2022, 31(4): 604-611.
doi: 10.1049/cje.2021.00.139
Abstract:
The similarity detection between two cross-platform binary functions has been applied in many fields, such as vulnerability detection, software copyright protection or malware classification. Current advanced methods for binary function similarity detection usually use semantic features, but have certain limitations. For example, practical applications may encounter instructions that have not been seen in training, which may easily cause the out of vocabulary (OOV) problem. In addition, the generalization of the extracted binary semantic features may be poor, resulting in a lower accuracy of the trained model in practical applications.
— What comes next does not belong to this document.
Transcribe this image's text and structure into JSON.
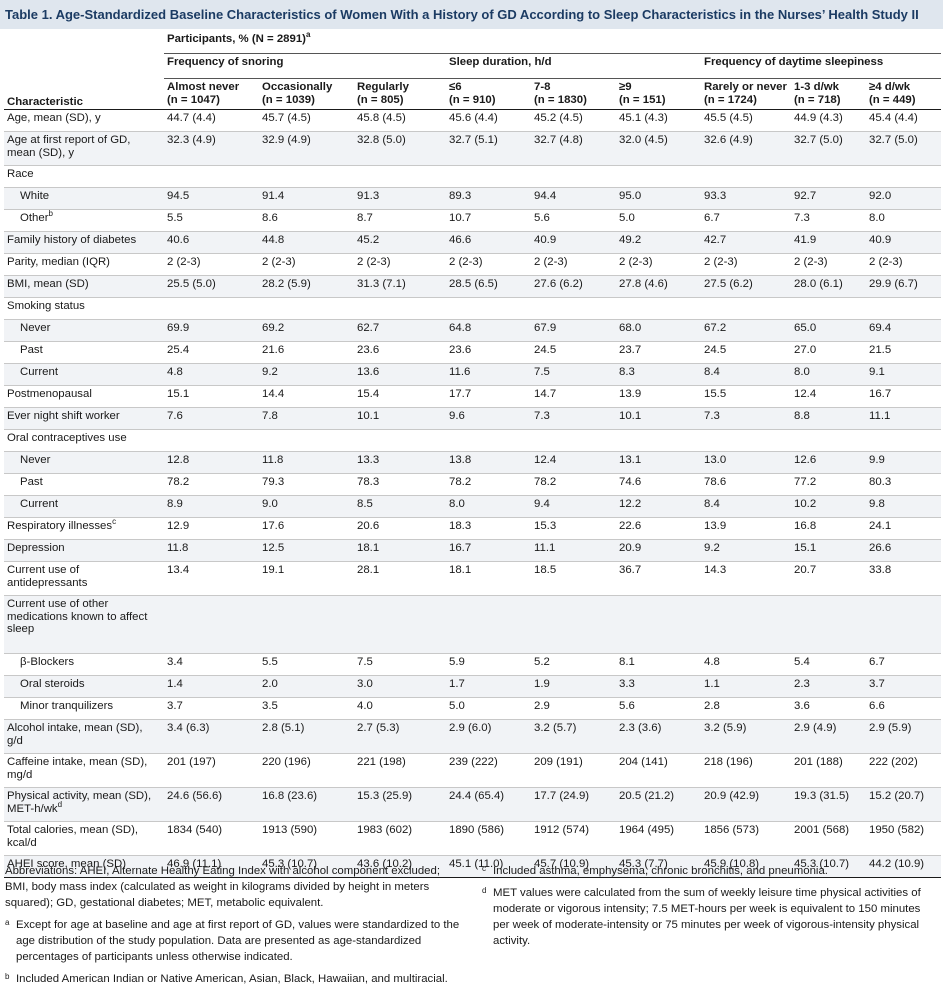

To overcome these limitations, we propose a double-layer positional encoding based transformer model (DP-Transformer). The DP-Transformer’s encoder is used to extract the semantic features of the source instruction set architecture (ISA), which is called the source ISA encoder. Then, the source ISA encoder is fine-tuned by the triplet loss while the target ISA encoder is trained. This process is called DP-MIRROR. When facing the same semantic basic block, the embedding vectors of the source and target ISA encoders are similar. Different from the traditional transformer which uses single-layer positional encoding, the double-layer positional encoding embedding can solve the OOV problem while ensuring the separation between instructions, so it is more suitable for the embedding of assembly instructions. Our comparative experiment results show that DP-MIRROR outperforms the state-of-the-art approach, MIRROR, by about 35% in terms of precision at 1.